Walker Evans
The Magazine Work
curated by David Campany
29 July – 18 September 2016
Walker Evans (1903-1975) remains one of the most important and influential photographers in the history of the medium. His career spanned the emergence of the modern mass media in the 1920s to the full acceptance of photography as an art form in the 1960s and 1970s. Many of Evans’s individual images have become landmarks both of photography and the social history of that era.
This exhibition took a different look at Evans, placing the emphasis on his printed pages, and in particular his work for American magazines. Evans began to publish in 1929 and soon found ways to set his own assignments, write the accompanying words and design his layouts.
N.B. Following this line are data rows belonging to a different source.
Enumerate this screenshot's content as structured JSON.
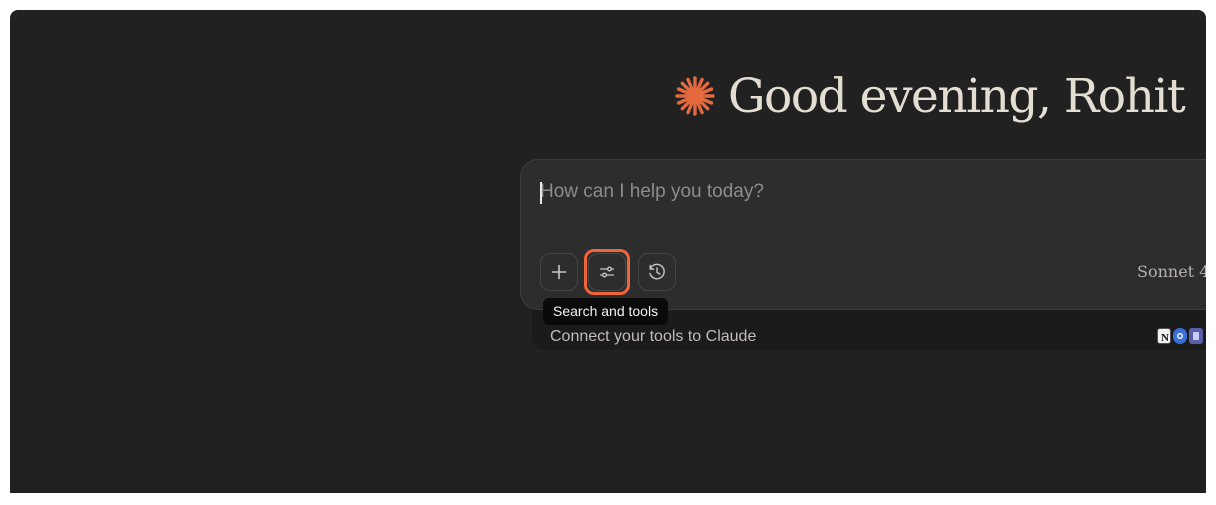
{
  "greeting": {
    "text": "Good evening, Rohit",
    "icon": "claude-starburst-icon",
    "icon_color": "#e5693f"
  },
  "composer": {
    "placeholder": "How can I help you today?",
    "value": "",
    "buttons": [
      {
        "icon": "plus-icon",
        "tooltip": ""
      },
      {
        "icon": "sliders-icon",
        "tooltip": "Search and tools"
      },
      {
        "icon": "history-clock-icon",
        "tooltip": ""
      }
    ],
    "model": "Sonnet 4"
  },
  "tooltip": {
    "text": "Search and tools"
  },
  "connect": {
    "text": "Connect your tools to Claude",
    "icons": [
      "notion-icon",
      "chrome-icon",
      "app-icon"
    ]
  },
  "colors": {
    "background": "#212121",
    "composer_bg": "#2d2d2d",
    "accent": "#f2643a",
    "greeting_text": "#e3ddd2"
  }
}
Working in both black and white and colour for nearly four decades, Evans used the popular magazine page to produce a resistant counter-commentary on American society and its values. Where the mass media enjoyed celebrity culture, Evans photographed anonymous citizens. Where the mass media promoted consumerism, Evans valued enduring objects and the persistence of the past in the present. His subjects included automobile junkyards, graffiti, shop window displays and postcards. These photo essays were often subtly at odds with the editorial line of the magazines that published them—notably Fortune, America’s prime magazine of big business and industry.
Evans was a pioneer of modern photography but on the magazine page we can see his understanding of context; the meanings of his images are shaped by editing, writing and design. Experimental and yet classical, these photo-essays have been overlooked until recently.
Walker Evans: The Magazine Work has been presented in several important venues globally, including MOCAK, Museum of Contemporary Art, Kracow, Poland, and the Palazzo Magnani, Reggio Emilia, Italy. This was its exclusive New Zealand presentation.
David Campany is a leading London-based writer and curator of photography. He visited New Zealand to accompany this exhibition as the fourth CLark Collection Critic/Curator in Residence. For more information on David Campany visit his website davidcampany.com.
Walker Evans: The Magazine Work received substantial support from Displayschemes, Wellington. Campany’s visit to Wellington was supported by The Clark Collection.
This exhibition was staged concurrently with Sherrie Levine: African Masks After Walker Evans, Sonya Lacey: Newspaper for Vignelli, and Patrick Pound: Documentary Intersect.